Se realizar la lectura en modo online llamando al metodo digitalRFReader(self.path) en reemplazo del metodo reload(), grabando previamente el path de lectura o directorio superior donde se almacena la data. Adicionalmente, se ha definido un tiempo de espera de 3 segundos para dar tiempo suficiente al programa de adquisicion de generar archivos. El archivo jroIO_digitalRF.py utiliza la libreria digital_rf cuya version actual es la 2.62( 2017 ) ,esta libreria no tiene definido el metodo o clase reload, este metodo existe en la version 2.0(2014), si uno revisa el archivo jroIO_usrp.py, esta unidad de lectura trabaja con la version 2.0 llamada digital_rf_hdf5, para hacer uso de esta unidad de lectura se instalan los programas correspondiente pero el formato y la informacion difiere un poco de la version actual.

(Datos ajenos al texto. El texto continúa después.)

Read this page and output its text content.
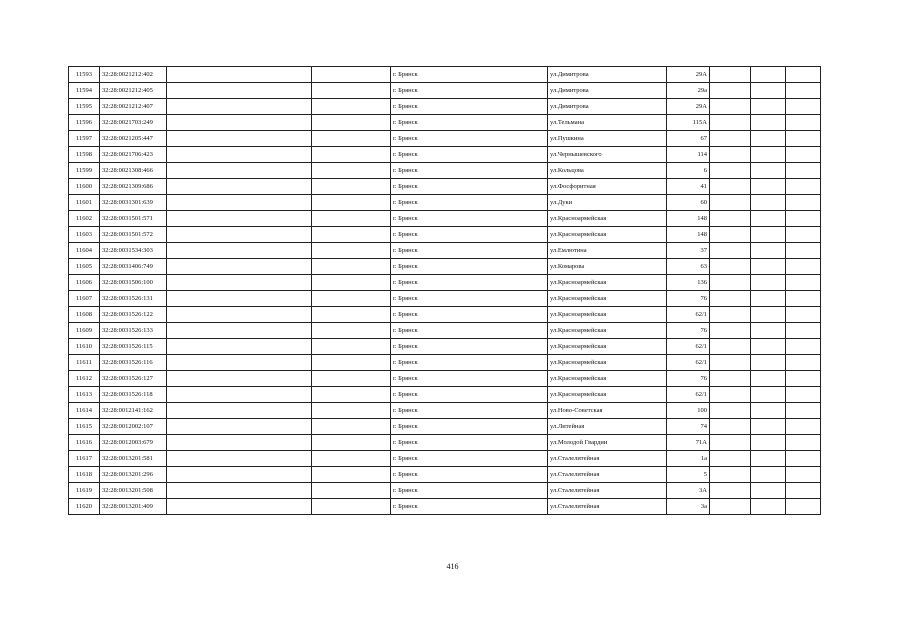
11593	32:28:0021212:402			г. Брянск	ул.Димитрова	29А			
11594	32:28:0021212:405			г. Брянск	ул.Димитрова	29а			
11595	32:28:0021212:407			г. Брянск	ул.Димитрова	29А			
11596	32:28:0021703:249			г. Брянск	ул.Тельмана	115А			
11597	32:28:0021205:447			г. Брянск	ул.Пушкина	67			
11598	32:28:0021706:423			г. Брянск	ул.Чернышевского	114			
11599	32:28:0021308:466			г. Брянск	ул.Кольцова	6			
11600	32:28:0021309:686			г. Брянск	ул.Фосфоритная	41			
11601	32:28:0031301:639			г. Брянск	ул.Дуки	60			
11602	32:28:0031501:571			г. Брянск	ул.Красноармейская	148			
11603	32:28:0031501:572			г. Брянск	ул.Красноармейская	148			
11604	32:28:0031534:303			г. Брянск	ул.Емлютина	37			
11605	32:28:0031406:749			г. Брянск	ул.Комарова	63			
11606	32:28:0031506:100			г. Брянск	ул.Красноармейская	136			
11607	32:28:0031526:131			г. Брянск	ул.Красноармейская	76			
11608	32:28:0031526:122			г. Брянск	ул.Красноармейская	62/1			
11609	32:28:0031526:133			г. Брянск	ул.Красноармейская	76			
11610	32:28:0031526:115			г. Брянск	ул.Красноармейская	62/1			
11611	32:28:0031526:116			г. Брянск	ул.Красноармейская	62/1			
11612	32:28:0031526:127			г. Брянск	ул.Красноармейская	76			
11613	32:28:0031526:118			г. Брянск	ул.Красноармейская	62/1			
11614	32:28:0012141:162			г. Брянск	ул.Ново-Советская	100			
11615	32:28:0012002:107			г. Брянск	ул.Литейная	74			
11616	32:28:0012003:679			г. Брянск	ул.Молодой Гвардии	71А			
11617	32:28:0013201:581			г. Брянск	ул.Сталелитейная	1а			
11618	32:28:0013201:296			г. Брянск	ул.Сталелитейная	5			
11619	32:28:0013201:508			г. Брянск	ул.Сталелитейная	3А			
11620	32:28:0013201:409			г. Брянск	ул.Сталелитейная	3а			
416
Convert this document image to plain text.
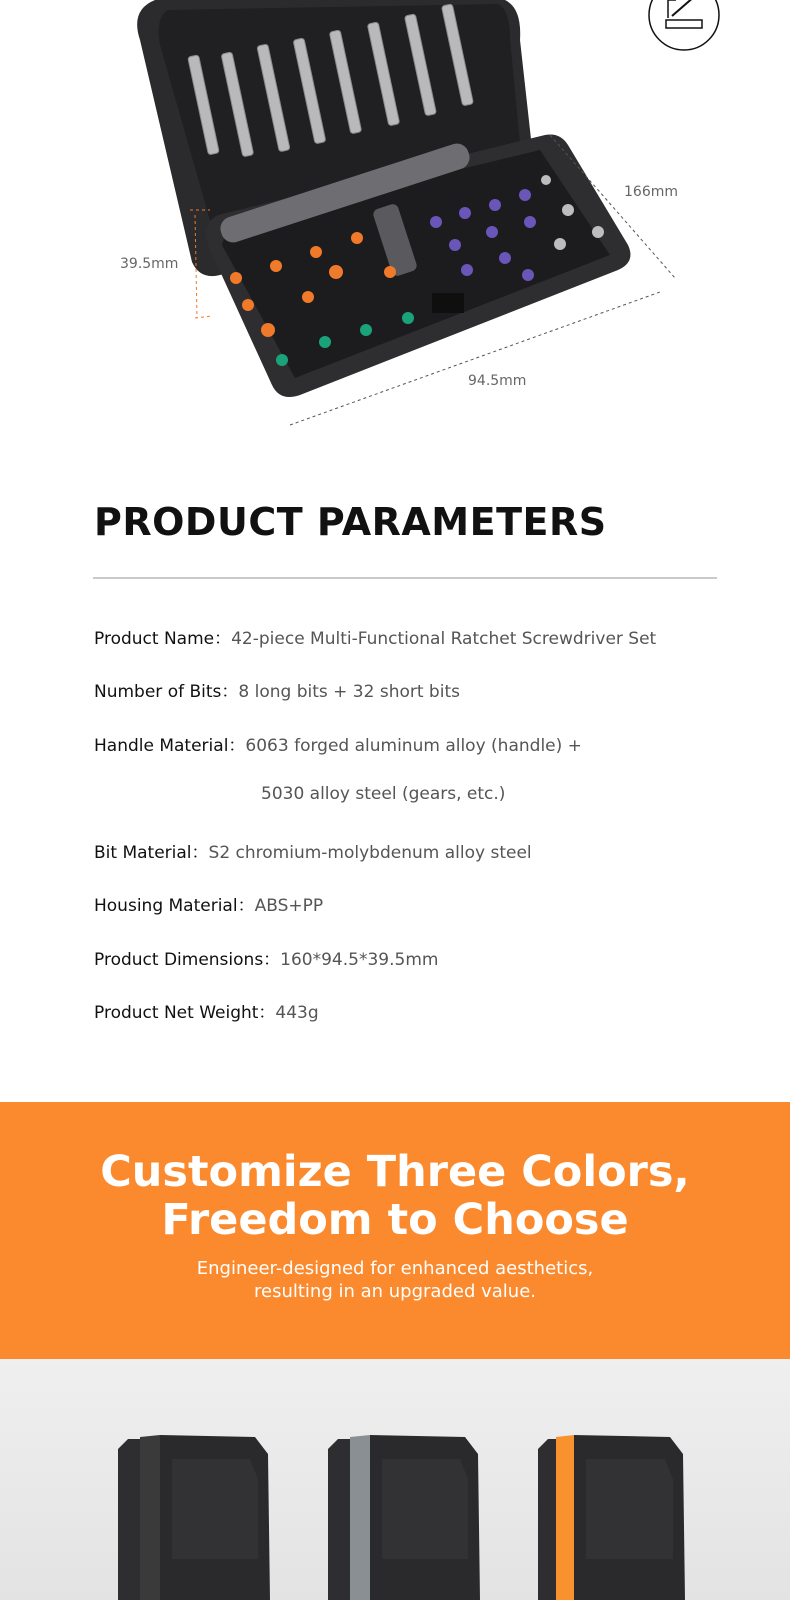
39.5mm
166mm
94.5mm
PRODUCT PARAMETERS
Product Name：42-piece Multi-Functional Ratchet Screwdriver Set
Number of Bits：8 long bits + 32 short bits
Handle Material：6063 forged aluminum alloy (handle) +
5030 alloy steel (gears, etc.)
Bit Material：S2 chromium-molybdenum alloy steel
Housing Material：ABS+PP
Product Dimensions：160*94.5*39.5mm
Product Net Weight：443g
Customize Three Colors,
Freedom to Choose
Engineer-designed for enhanced aesthetics,
resulting in an upgraded value.
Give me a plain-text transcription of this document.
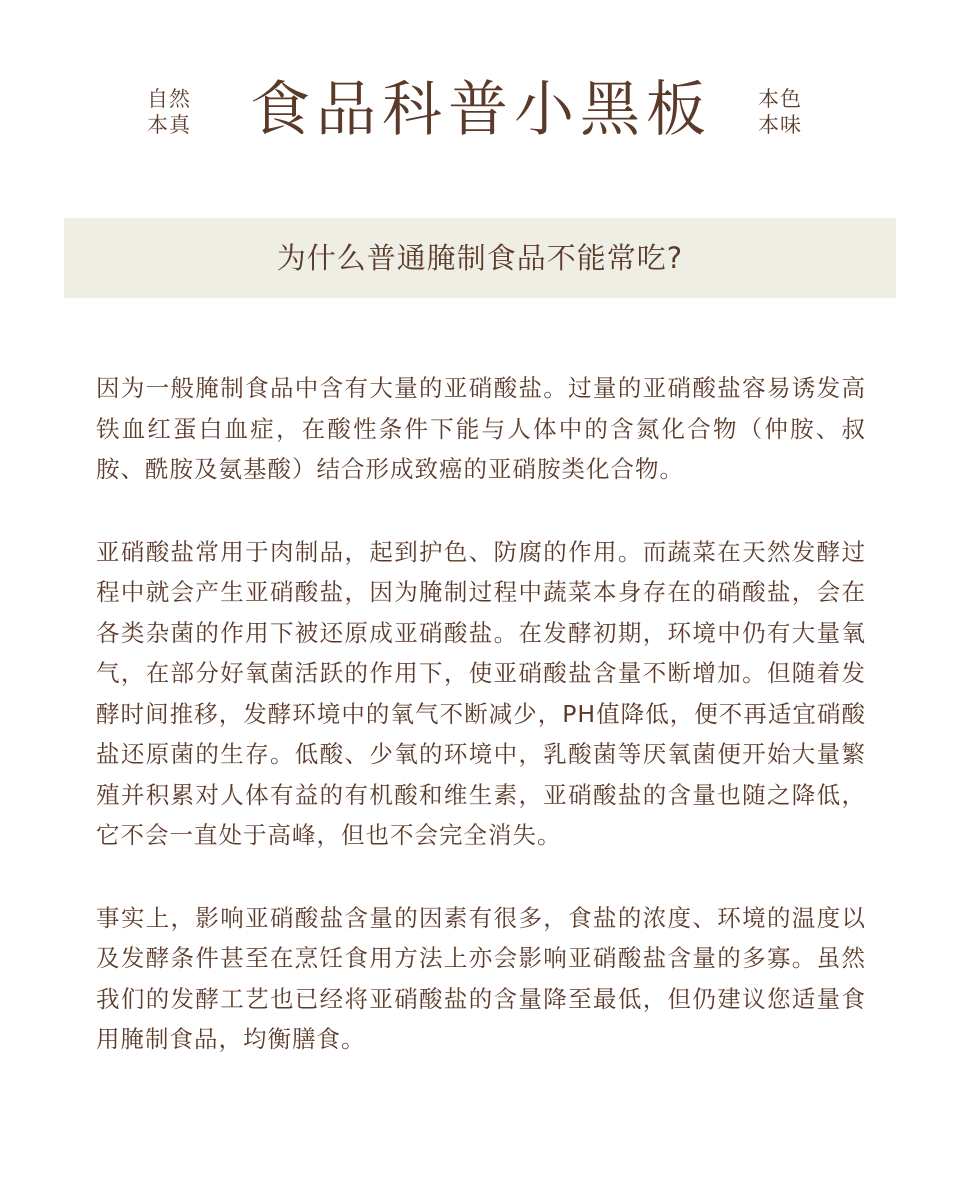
自然
本真 食品科普小黑板	本色
本味
为什么普通腌制食品不能常吃?

因为一般腌制食品中含有大量的亚硝酸盐。过量的亚硝酸盐容易诱发高铁血红蛋白血症，在酸性条件下能与人体中的含氮化合物（仲胺、叔胺、酰胺及氨基酸）结合形成致癌的亚硝胺类化合物。

亚硝酸盐常用于肉制品，起到护色、防腐的作用。而蔬菜在天然发酵过程中就会产生亚硝酸盐，因为腌制过程中蔬菜本身存在的硝酸盐，会在各类杂菌的作用下被还原成亚硝酸盐。在发酵初期，环境中仍有大量氧气，在部分好氧菌活跃的作用下，使亚硝酸盐含量不断增加。但随着发酵时间推移，发酵环境中的氧气不断减少，PH值降低，便不再适宜硝酸盐还原菌的生存。低酸、少氧的环境中，乳酸菌等厌氧菌便开始大量繁殖并积累对人体有益的有机酸和维生素，亚硝酸盐的含量也随之降低，它不会一直处于高峰，但也不会完全消失。

事实上，影响亚硝酸盐含量的因素有很多，食盐的浓度、环境的温度以及发酵条件甚至在烹饪食用方法上亦会影响亚硝酸盐含量的多寡。虽然我们的发酵工艺也已经将亚硝酸盐的含量降至最低，但仍建议您适量食用腌制食品，均衡膳食。
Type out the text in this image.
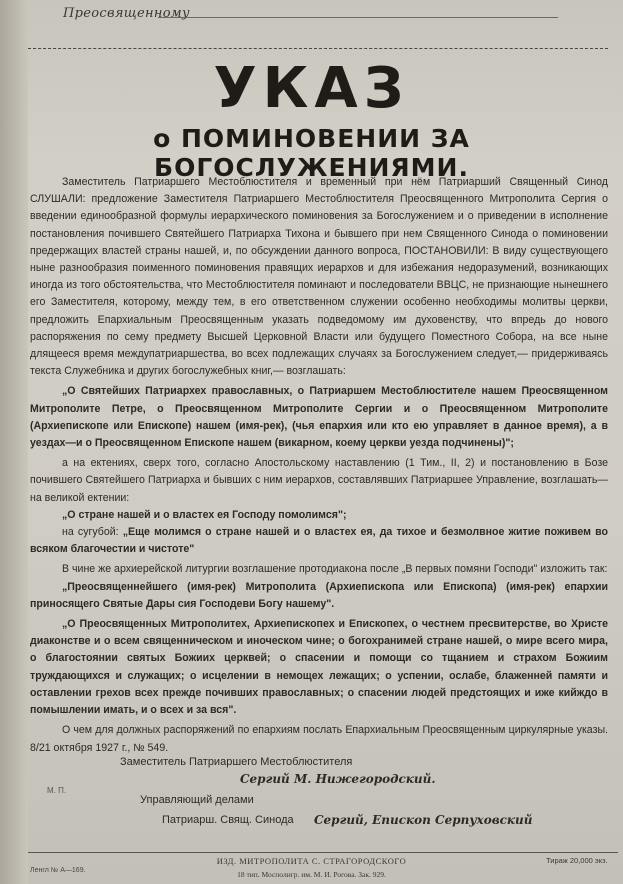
Преосвященному
УКАЗ
о ПОМИНОВЕНИИ ЗА БОГОСЛУЖЕНИЯМИ.

Заместитель Патриаршего Местоблюстителя и временный при нём Патриарший Священный Синод СЛУШАЛИ: предложение Заместителя Патриаршего Местоблюстителя Преосвященного Митрополита Сергия о введении единообразной формулы иерархического поминовения за Богослужением и о приведении в исполнение постановления почившего Святейшего Патриарха Тихона и бывшего при нем Священного Синода о поминовении предержащих властей страны нашей, и, по обсуждении данного вопроса, ПОСТАНОВИЛИ: В виду существующего ныне разнообразия поименного поминовения правящих иерархов и для избежания недоразумений, возникающих иногда из того обстоятельства, что Местоблюстителя поминают и последователи ВВЦС, не признающие нынешнего его Заместителя, которому, между тем, в его ответственном служении особенно необходимы молитвы церкви, предложить Епархиальным Преосвященным указать подведомому им духовенству, что впредь до нового распоряжения по сему предмету Высшей Церковной Власти или будущего Поместного Собора, на все ныне длящееся время междупатриаршества, во всех подлежащих случаях за Богослужением следует,— придерживаясь текста Служебника и других богослужебных книг,— возглашать:

„О Святейших Патриархех православных, о Патриаршем Местоблюстителе нашем Преосвященном Митрополите Петре, о Преосвященном Митрополите Сергии и о Преосвященном Митрополите (Архиепископе или Епископе) нашем (имя-рек), (чья епархия или кто ею управляет в данное время), а в уездах—и о Преосвященном Епископе нашем (викарном, коему церкви уезда подчинены)";

а на ектениях, сверх того, согласно Апостольскому наставлению (1 Тим., II, 2) и постановлению в Бозе почившего Святейшего Патриарха и бывших с ним иерархов, составлявших Патриаршее Управление, возглашать—на великой ектении:

„О стране нашей и о властех ея Господу помолимся";

на сугубой: „Еще молимся о стране нашей и о властех ея, да тихое и безмолвное житие поживем во всяком благочестии и чистоте"

В чине же архиерейской литургии возглашение протодиакона после „В первых помяни Господи" изложить так:

„Преосвященнейшего (имя-рек) Митрополита (Архиепископа или Епископа) (имя-рек) епархии приносящего Святые Дары сия Господеви Богу нашему".

„О Преосвященных Митрополитех, Архиепископех и Епископех, о честнем пресвитерстве, во Христе диаконстве и о всем священническом и иноческом чине; о богохранимей стране нашей, о мире всего мира, о благостоянии святых Божиих церквей; о спасении и помощи со тщанием и страхом Божиим труждающихся и служащих; о исцелении в немощех лежащих; о успении, ослабе, блаженней памяти и оставлении грехов всех прежде почивших православных; о спасении людей предстоящих и иже кийждо в помышлении имать, и о всех и за вся".

О чем для должных распоряжений по епархиям послать Епархиальным Преосвященным циркулярные указы. 8/21 октября 1927 г., № 549.

Заместитель Патриаршего Местоблюстителя
Сергий М. Нижегородский.
М. П.
Управляющий делами
Патриарш. Свящ. Синода Сергий, Епископ Серпуховский
Ленгл № А—169.
ИЗД. МИТРОПОЛИТА С. СТРАГОРОДСКОГО
18 тип. Мосполигр. им. М. И. Рогова. Зак. 929.
Тираж 20,000 экз.
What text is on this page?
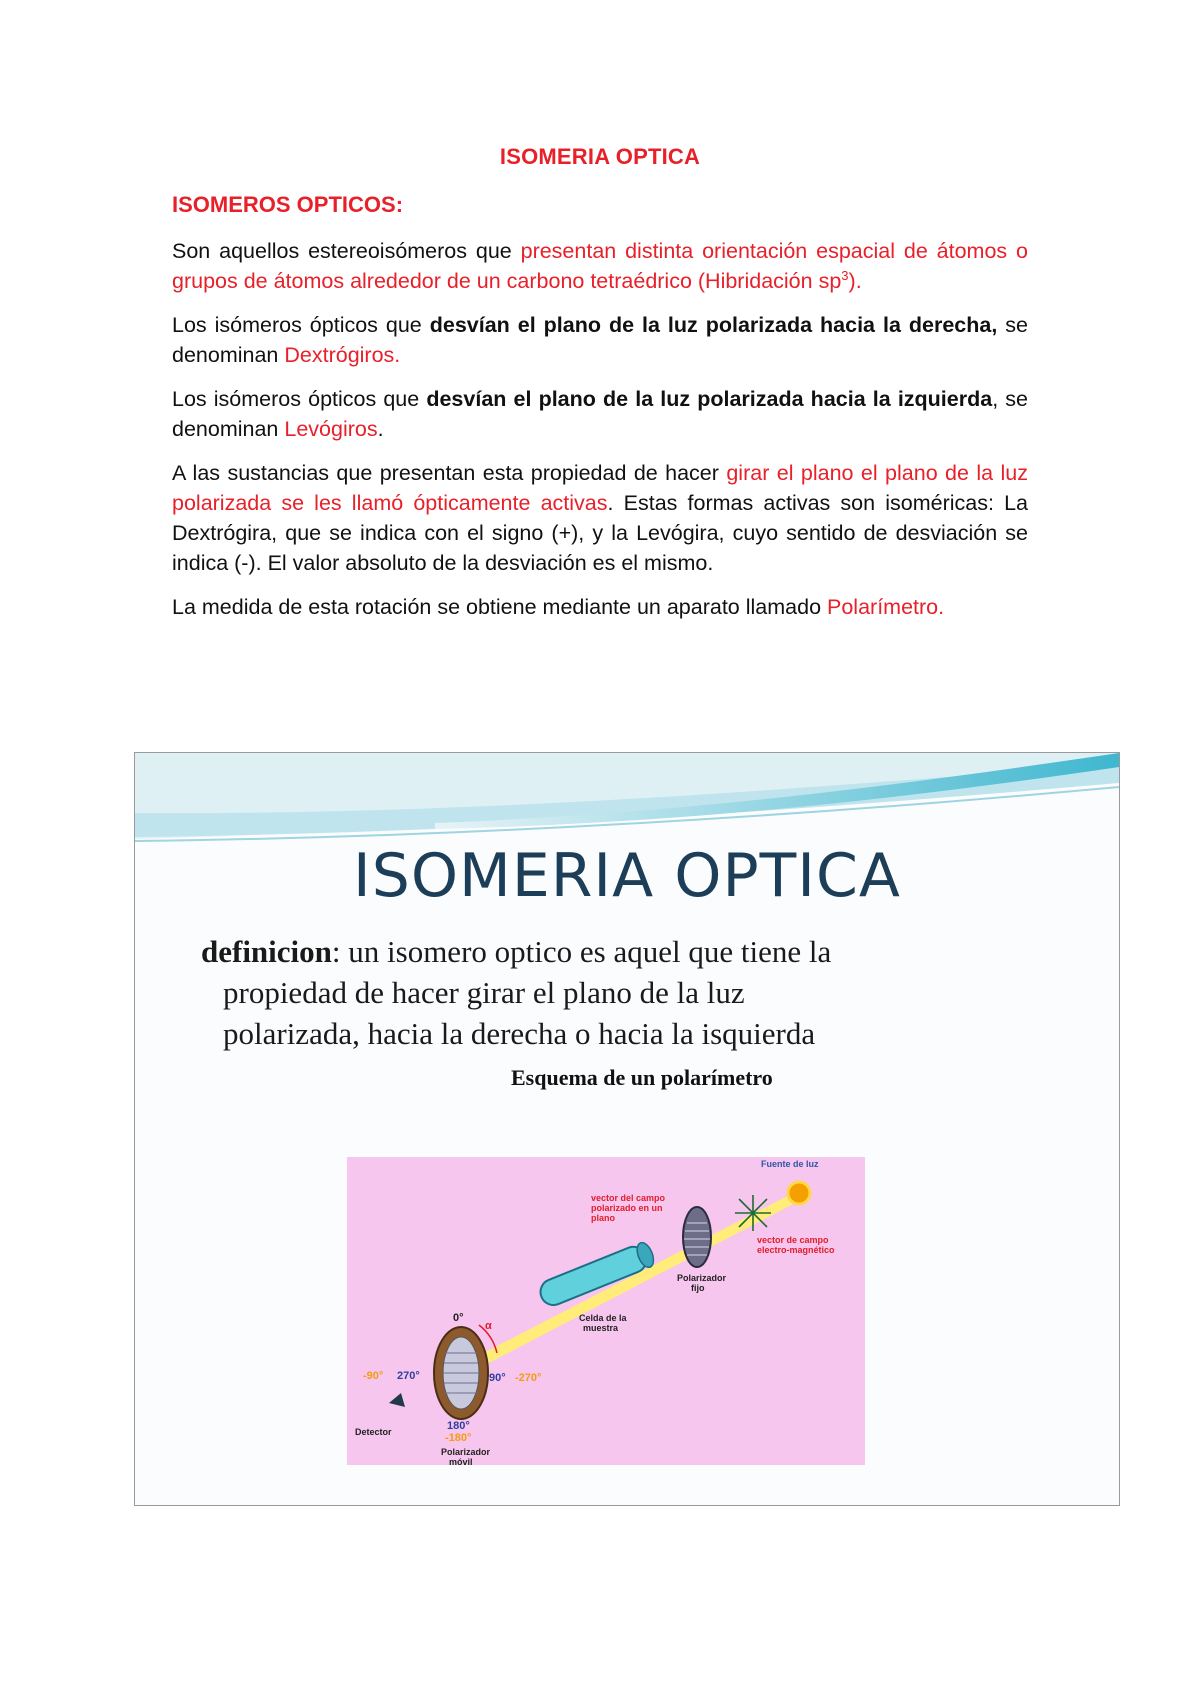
ISOMERIA OPTICA
ISOMEROS OPTICOS:

Son aquellos estereoisómeros que presentan distinta orientación espacial de átomos o grupos de átomos alrededor de un carbono tetraédrico (Hibridación $sp^3$).

Los isómeros ópticos que desvían el plano de la luz polarizada hacia la derecha, se denominan Dextrógiros.

Los isómeros ópticos que desvían el plano de la luz polarizada hacia la izquierda, se denominan Levógiros.

A las sustancias que presentan esta propiedad de hacer girar el plano el plano de la luz polarizada se les llamó ópticamente activas. Estas formas activas son isoméricas: La Dextrógira, que se indica con el signo (+), y la Levógira, cuyo sentido de desviación se indica (-). El valor absoluto de la desviación es el mismo.

La medida de esta rotación se obtiene mediante un aparato llamado Polarímetro.

ISOMERIA OPTICA
definicion: un isomero optico es aquel que tiene la
propiedad de hacer girar el plano de la luz
polarizada, hacia la derecha o hacia la isquierda
Esquema de un polarímetro
Fuente de luz
vector de campo
electro-magnético
Polarizador
fijo
vector del campo
polarizado en un
plano
Celda de la
muestra
0°
α
-90° 270°	90° -270°
180°
-180°
Polarizador
móvil
Detector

Se infiere entonces que al desarrollar del archivo jroIO_digitalRF.py, esperaba que la libreria aun tenga incluido el metodo reload con el update de las versiones pero este ya no es parte del desarrollo, Se realizo la consulta al desarrollador actual de digitalRF Ryan Voltz si se iba a incluir a futuro pero indico que no era necesario.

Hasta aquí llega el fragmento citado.